Bukti pengambilan dalil dari ayat tersebut adalah bahwa berhala-berhala tersebut tidak mampu memberikan manfaat atau menolak mudharat bagi para penyembahnya. Maka hal ini menunjukkan bahwa beribadah kepada berhala bukan merupakan sebab untuk memperoleh manfaat atau menolak mudharat. Keadaannya dapat di-qiyas-kan (dianalogikan) kepada para pengguna tamimah yang telah mengambil sesuatu sebagai sebab, padahal sesuatu tersebut bukan merupakan sebab untuk mendatangkan manfaat atau menolak mudharat. Demikian juga para pengguna tamimah telah bersandar kepada selain Allah seperti kaum musyrikin yang telah bergantung kepada sesembahan mereka.

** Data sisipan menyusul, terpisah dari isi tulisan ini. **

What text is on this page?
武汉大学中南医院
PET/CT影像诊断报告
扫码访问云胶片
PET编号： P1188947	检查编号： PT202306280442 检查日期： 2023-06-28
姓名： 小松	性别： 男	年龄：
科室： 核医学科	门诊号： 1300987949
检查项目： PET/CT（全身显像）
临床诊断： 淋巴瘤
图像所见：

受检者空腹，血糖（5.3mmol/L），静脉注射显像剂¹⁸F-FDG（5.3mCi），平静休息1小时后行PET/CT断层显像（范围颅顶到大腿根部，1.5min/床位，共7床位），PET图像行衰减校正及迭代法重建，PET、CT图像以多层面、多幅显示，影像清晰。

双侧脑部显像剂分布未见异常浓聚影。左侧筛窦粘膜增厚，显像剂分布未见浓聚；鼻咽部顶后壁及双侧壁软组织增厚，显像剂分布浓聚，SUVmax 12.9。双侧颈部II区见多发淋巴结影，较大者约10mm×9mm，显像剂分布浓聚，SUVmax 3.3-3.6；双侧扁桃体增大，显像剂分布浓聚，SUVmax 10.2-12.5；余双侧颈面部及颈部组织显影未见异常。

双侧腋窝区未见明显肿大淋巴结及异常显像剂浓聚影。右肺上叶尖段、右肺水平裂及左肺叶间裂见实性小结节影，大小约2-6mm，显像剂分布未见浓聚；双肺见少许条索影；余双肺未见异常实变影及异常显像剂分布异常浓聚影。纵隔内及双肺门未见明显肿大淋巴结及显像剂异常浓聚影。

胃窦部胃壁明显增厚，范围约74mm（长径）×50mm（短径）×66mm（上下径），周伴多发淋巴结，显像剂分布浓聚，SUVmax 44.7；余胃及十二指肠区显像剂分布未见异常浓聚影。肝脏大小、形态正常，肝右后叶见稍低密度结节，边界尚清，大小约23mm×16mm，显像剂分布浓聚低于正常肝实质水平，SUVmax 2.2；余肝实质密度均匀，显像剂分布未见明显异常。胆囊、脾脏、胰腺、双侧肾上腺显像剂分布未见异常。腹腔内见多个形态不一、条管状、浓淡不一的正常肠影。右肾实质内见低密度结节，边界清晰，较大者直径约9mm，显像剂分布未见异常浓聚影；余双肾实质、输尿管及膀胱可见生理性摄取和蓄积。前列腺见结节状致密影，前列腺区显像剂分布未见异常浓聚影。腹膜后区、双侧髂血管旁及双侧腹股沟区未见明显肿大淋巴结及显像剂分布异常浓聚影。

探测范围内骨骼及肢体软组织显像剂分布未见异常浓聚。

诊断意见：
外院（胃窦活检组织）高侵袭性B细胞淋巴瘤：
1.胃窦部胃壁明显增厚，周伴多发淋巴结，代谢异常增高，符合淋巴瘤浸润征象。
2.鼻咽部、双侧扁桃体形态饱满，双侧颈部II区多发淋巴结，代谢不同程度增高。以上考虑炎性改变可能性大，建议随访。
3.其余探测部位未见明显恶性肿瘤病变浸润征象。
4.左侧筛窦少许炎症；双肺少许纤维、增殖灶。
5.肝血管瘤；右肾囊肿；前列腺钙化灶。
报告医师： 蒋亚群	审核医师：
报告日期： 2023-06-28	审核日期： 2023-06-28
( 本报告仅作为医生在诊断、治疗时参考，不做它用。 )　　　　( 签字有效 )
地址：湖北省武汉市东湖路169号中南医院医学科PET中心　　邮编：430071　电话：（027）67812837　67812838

2. Rasulullah Shallallahu ‘alaihi wa sallam telah menyatakan sendiri bahwa tamimah adalah perbuatan syirik,
إِنَّ الرُّ قَى وَالتَّمَائِمَ والتِّوَالَةَ شِرْكٌ
Sesungguhnya ruqyah (jampi-jampi), jimat dan pelet itu adalah syirik.” (Ahmad, Abu Daud, Ibnu Majah, Al Hakim. Disebutkan oleh syaikh Al Albani dalam silsilah Ahadits Ash Shahihah no 331)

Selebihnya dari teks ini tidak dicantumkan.